Hypertension is associated with cerebrovascular diseases. Ikeda et al. [54] examined the effect of Wakame on the development of stroke in stroke-prone spontaneously hypertensive rats (SHRSP). They found that the development of stroke signs was significantly delayed and the survival rate of SHRSP was significantly improved by Wakame. However, the blood pressure showed no significant difference among groups. The results indicated that Wakame improved cerebrovascular diseases in SHRSP, independent of hypertension. They also found that fucoxanthin isolated from Wakame may have a preventive effect on ischaemic cultured neuronal cell death. In addition, fucoxanthin could obviously attenuate neuronal cell injury in hypoxia and reoxygenation.

6. Conclusion

Fucoxanthin is a special carotenoid and has many bioactivities. The results of animal studies showed that fucoxanthin had potential value in preventing and treating lifestyle-related diseases, as obesity, diabetes, cancer, cardiovascular disease, and other chronic diseases. Though there are a few studies in human subjects, more clinical trials should be conducted. Fucoxanthin is proved to have no side effects and can be easily extracted from macroalgae and microalgae.

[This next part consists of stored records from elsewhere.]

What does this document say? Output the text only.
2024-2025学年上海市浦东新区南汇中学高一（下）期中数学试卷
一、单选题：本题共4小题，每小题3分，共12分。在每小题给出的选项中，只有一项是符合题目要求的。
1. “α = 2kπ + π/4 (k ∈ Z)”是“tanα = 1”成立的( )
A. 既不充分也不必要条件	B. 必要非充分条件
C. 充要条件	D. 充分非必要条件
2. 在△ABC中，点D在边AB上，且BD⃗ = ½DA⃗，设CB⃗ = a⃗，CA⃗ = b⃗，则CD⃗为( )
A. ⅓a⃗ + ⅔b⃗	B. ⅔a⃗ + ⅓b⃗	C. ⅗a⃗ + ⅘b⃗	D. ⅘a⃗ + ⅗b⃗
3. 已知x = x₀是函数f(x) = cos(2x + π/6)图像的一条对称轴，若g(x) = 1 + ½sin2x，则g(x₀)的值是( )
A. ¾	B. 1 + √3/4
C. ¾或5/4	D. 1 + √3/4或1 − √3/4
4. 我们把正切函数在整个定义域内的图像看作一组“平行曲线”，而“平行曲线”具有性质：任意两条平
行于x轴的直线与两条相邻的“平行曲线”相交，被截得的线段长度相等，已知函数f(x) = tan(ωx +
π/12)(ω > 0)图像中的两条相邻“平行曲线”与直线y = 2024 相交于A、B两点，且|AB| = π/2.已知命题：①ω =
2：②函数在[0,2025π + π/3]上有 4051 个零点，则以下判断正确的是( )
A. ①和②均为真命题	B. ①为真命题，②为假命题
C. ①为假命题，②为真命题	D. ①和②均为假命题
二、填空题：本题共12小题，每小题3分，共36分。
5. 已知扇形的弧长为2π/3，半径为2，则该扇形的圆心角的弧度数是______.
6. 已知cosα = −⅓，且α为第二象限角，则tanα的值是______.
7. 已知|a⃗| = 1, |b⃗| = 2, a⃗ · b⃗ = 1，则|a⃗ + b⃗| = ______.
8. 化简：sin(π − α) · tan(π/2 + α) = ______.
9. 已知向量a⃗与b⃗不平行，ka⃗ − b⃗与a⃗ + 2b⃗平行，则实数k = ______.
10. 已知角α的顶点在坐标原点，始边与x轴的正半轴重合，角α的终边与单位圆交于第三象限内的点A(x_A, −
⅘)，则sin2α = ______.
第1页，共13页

Additionally, the methods to improve its stability and bioavailability have been studied. With previous documents and further clinical researches, fucoxanthin will be easier to be developed into safe marine drugs and nutritional products to prevent and treat lifestyle-related diseases.

Acknowledgments

This study was supported by Program for New Century Excellent Talents in University (NCET-10-0273), Beijing Nova Program (2010B035), National Natural Science Foundation of China (81373780), Foundation of Jinan Science and Technology Development Program (201303055), and Project of Shandong Province Higher Educational Science and Technology Program (J14LK61).

Conflict of Interests

The authors declare that there is no conflict of interests.

Authors' Contribution

Hui Zhang and Yibo Tang contributed equally to this work.